Our study also highlights the disruption of glutathione metabolism due to PM2.5 exposure. Glutathione plays a vital role in defending cells against oxidative stress by neutralizing reactive oxygen species. Nassan et al. identified several metabolic pathways affected by PM2.5 exposure, including glycerophospholipid, sphingolipid, and glutathione metabolism, which are involved in inflammation, oxidative stress, immune responses, and nucleic acid damage repair [13]. Additionally, Wang et al. demonstrated that glutathione depletion, along with reduced activity of glutathione peroxidase and NADPH, contributes to PM2.5-induced endothelial cell ferroptosis, a form of cell death driven by iron-dependent lipid peroxidation [48].

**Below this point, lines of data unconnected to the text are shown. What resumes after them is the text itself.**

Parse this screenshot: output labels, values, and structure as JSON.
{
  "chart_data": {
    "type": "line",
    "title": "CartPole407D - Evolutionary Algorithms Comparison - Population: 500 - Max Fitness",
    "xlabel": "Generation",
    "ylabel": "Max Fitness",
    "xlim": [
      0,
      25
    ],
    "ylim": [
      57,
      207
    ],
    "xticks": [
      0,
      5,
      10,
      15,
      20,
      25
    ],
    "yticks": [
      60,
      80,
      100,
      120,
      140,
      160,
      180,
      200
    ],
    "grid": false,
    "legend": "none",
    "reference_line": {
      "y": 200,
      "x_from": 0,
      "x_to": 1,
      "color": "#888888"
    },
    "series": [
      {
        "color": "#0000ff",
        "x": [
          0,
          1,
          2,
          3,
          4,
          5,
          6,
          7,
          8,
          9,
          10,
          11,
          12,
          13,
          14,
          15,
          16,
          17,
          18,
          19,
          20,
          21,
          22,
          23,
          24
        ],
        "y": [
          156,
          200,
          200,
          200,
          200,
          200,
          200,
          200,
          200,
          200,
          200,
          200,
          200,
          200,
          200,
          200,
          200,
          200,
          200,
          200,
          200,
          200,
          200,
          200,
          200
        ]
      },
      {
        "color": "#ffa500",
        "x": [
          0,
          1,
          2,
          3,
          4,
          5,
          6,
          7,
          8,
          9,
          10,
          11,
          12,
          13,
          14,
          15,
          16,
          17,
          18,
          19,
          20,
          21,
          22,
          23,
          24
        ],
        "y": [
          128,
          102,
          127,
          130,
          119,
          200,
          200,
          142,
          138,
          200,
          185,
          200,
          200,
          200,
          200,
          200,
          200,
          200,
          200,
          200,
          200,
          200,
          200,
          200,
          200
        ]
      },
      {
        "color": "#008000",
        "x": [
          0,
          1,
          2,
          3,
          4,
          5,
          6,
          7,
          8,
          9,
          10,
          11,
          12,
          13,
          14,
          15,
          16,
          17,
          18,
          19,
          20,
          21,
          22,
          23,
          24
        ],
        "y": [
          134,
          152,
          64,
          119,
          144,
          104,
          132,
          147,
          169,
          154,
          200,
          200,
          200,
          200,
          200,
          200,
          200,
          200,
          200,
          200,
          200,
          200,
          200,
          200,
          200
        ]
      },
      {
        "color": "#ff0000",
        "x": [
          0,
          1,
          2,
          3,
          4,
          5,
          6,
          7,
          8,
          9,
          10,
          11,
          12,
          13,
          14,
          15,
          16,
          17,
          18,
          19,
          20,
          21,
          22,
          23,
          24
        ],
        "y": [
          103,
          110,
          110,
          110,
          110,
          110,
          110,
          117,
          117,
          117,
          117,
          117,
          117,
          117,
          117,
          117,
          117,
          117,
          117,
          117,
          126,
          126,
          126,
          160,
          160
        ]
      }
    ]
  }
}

There are some limitations in this study, including the fact that PM2.5 and PM10 levels were averaged over specific locations but individual exposure levels may vary due to indoor air pollution, occupational exposure, personal protective behaviors (e.g., mask usage), and environmental or lifestyle factors (e.g., diet, smoking, and genetics). Further validation with targeted metabolomics and larger population-based studies would strengthen these findings.

5. Conclusions

This cross-sectional study examined the health effects of prolonged PM2.5 exposure by comparing individuals from high- and low-exposure areas in Thailand. Our results indicate that chronic PM2.5 exposure disrupts key metabolic pathways, contributing to increased oxidative stress, mitochondrial dysfunction, and impairments in energy and amino acid metabolism. These metabolic disturbances are linked to a heightened risk of various diseases, including cancer and neurodegenerative disorders. Further research is essential to better understand the long-term health impacts of PM2.5 exposure in under-represented populations and regions. Future studies should also aim to improve exposure assessment methodologies and investigate the relationship between PM2.5 exposure and mortality from specific diseases, such as diabetes mellitus, kidney disease, dementia, and lung cancer.